L’arrêt rendu par la Cour administrative d’appel de Nancy le 30 juin 2025 porte sur les conditions de légalité interne d’une décision de préemption immobilière. Un acquéreur évincé a contesté la délibération d’un conseil municipal décidant d’exercer son droit de préemption urbain sur deux parcelles cadastrées au sein du territoire. Le tribunal administratif de Strasbourg a annulé cette mesure par un jugement du 2 mars 2023, estimant que la réalité du projet n’était pas établie. La commune a interjeté appel en soutenant qu’un projet de lotissement préexistait à son acte, justifiant ainsi l’intérêt général de son opération foncière contestée. Le litige porte sur l’interprétation des articles L. 210-1 et L. 300-1 du code de l’urbanisme concernant l’obligation de motivation d’une décision de préemption urbaine. Le juge administratif doit déterminer si la simple évocation d’une urbanisation future dans un rapport de présentation suffit à caractériser la réalité d’un projet. La juridiction d’appel confirme l’annulation en considérant que les éléments produits ne démontrent pas l’existence d’une opération d’aménagement concrète à la date d’exercice. L’examen de cette solution conduit à analyser l’exigence de justification d’un projet réel (I) avant d’étudier l’insuffisance des simples orientations d’urbanisme prospectives prévues par les documents locaux (II).
**I. L’exigence de justification d’un projet d’action ou d’opération d’aménagement**
**A. Le cadre légal de l’exercice du droit de préemption**
L’exercice du droit de préemption doit répondre à la réalisation d’actions ou d’opérations d’aménagement définies par les dispositions législatives du code de l’urbanisme. La collectivité doit justifier, à la date de l’acte, « de la réalité d’un projet d’action ou d’opération d’aménagement » répondant aux objets mentionnés par la loi. Cette exigence impose au titulaire du droit de démontrer que l’acquisition foncière s’inscrit dans une démarche opérationnelle concrète déjà engagée au moment de la décision. La décision doit impérativement faire apparaître la nature de ce projet pour permettre au juge administratif d’en contrôler l’existence effective et l’intérêt général suffisant.
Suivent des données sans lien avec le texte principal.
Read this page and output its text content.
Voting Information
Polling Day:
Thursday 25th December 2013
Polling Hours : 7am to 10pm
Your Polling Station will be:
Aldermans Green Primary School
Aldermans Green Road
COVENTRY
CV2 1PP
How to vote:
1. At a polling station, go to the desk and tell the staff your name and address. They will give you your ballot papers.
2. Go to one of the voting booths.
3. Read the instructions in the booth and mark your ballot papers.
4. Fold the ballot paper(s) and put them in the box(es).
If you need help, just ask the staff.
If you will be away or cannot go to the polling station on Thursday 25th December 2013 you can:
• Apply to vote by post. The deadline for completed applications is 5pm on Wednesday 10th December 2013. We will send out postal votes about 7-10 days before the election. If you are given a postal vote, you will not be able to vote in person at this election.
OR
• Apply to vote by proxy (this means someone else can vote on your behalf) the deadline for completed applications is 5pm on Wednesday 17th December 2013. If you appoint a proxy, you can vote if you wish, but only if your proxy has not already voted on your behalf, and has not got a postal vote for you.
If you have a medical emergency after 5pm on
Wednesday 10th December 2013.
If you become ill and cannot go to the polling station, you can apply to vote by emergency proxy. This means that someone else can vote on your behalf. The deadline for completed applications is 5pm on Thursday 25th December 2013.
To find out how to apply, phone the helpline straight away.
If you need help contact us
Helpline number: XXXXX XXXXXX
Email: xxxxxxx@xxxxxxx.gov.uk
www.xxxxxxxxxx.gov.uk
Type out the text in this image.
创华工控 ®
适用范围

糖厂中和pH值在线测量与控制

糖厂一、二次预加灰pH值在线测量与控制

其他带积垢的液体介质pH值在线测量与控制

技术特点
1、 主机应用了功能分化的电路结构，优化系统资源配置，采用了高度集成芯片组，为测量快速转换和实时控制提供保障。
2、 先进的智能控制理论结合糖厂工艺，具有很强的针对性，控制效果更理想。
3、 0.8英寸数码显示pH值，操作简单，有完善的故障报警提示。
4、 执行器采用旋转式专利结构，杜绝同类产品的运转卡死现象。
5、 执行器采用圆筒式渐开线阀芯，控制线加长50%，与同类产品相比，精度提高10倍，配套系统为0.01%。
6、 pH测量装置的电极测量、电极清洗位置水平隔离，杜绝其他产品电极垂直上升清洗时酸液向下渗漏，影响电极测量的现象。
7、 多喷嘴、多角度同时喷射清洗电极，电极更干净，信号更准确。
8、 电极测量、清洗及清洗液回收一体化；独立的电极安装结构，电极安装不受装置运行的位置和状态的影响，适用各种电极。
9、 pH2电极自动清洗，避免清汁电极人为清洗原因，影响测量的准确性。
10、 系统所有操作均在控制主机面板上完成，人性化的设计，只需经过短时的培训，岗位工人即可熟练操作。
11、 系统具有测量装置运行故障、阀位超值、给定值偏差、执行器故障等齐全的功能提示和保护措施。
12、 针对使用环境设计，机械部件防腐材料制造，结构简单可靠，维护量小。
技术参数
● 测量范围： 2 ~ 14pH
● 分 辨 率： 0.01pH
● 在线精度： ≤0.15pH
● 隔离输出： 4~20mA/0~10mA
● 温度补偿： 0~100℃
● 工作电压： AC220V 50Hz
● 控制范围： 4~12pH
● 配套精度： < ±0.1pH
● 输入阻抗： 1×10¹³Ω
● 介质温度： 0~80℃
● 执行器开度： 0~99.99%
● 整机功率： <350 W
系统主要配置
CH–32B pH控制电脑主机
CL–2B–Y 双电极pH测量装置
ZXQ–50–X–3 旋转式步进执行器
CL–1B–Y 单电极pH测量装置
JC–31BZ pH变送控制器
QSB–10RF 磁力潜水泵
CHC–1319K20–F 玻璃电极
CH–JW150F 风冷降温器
**B. Le contrôle de la matérialité des intentions municipales**
Pour valider sa décision, l’autorité administrative doit produire des preuves tangibles attestant de la matérialité de ses intentions lors de l’exercice de son droit de préemption. En l’espèce, l’appelante invoquait l’existence d’un lotissement dont elle prétendait qu’il préexistait à la signature de la délibération litigieuse contestée par l’acquéreur initialement évincé. Les juges du fond vérifient si les délibérations antérieures ou les études techniques confirment que la collectivité portait une volonté réelle de construction de nouveaux logements. L’absence de mention d’un projet municipal spécifique dans les documents versés aux débats conduit logiquement à écarter le moyen tiré du respect des conditions légales.
L’exigence de matérialité de l’opération d’aménagement étant une condition impérative de légalité, il convient d’étudier l’impact des vagues intentions d’urbanisation future comme fondement de l’acte.
**II. L’insuffisance des orientations d’urbanisme prospectives**
**A. La portée limitée du classement en zone urbaine future**
Le seul classement des parcelles en zone urbaine future par le plan local d’urbanisme intercommunal ne saurait constituer, par lui-même, la preuve d’un projet réel. La Cour relève que le rapport de présentation évoque seulement « une urbanisation à long terme devant combler une fenêtre d’urbanisation au cœur de l’espace bâti ». Cette orientation programmatique constitue une simple intention d’aménagement globale sans pour autant se traduire par une opération foncière immédiatement réalisable ou précisément identifiée. L’existence d’un emplacement réservé pour créer un accès au nord de la zone litigieuse est également jugée insuffisante pour fonder la légalité de l’acte municipal.
**B. La nécessaire distinction entre réserve foncière et opération identifiée**
La loi autorise la constitution de réserves foncières mais celle-ci doit s’insérer dans un cadre juridique strict souvent lié à la création de zones d’aménagement. En l’espèce, le projet de zone d’aménagement différé mentionné par la commune concernait un secteur géographique totalement distinct de celui des parcelles faisant l’objet de la vente. La juridiction souligne que le potentiel théorique de logements mentionné dans les documents d’urbanisme ne peut être valablement assimilé à un projet porté directement par la commune. Dès lors, la Cour administrative d’appel de Nancy confirme que l’usage du droit de préemption était ici dépourvu de base factuelle suffisamment certaine au regard du droit.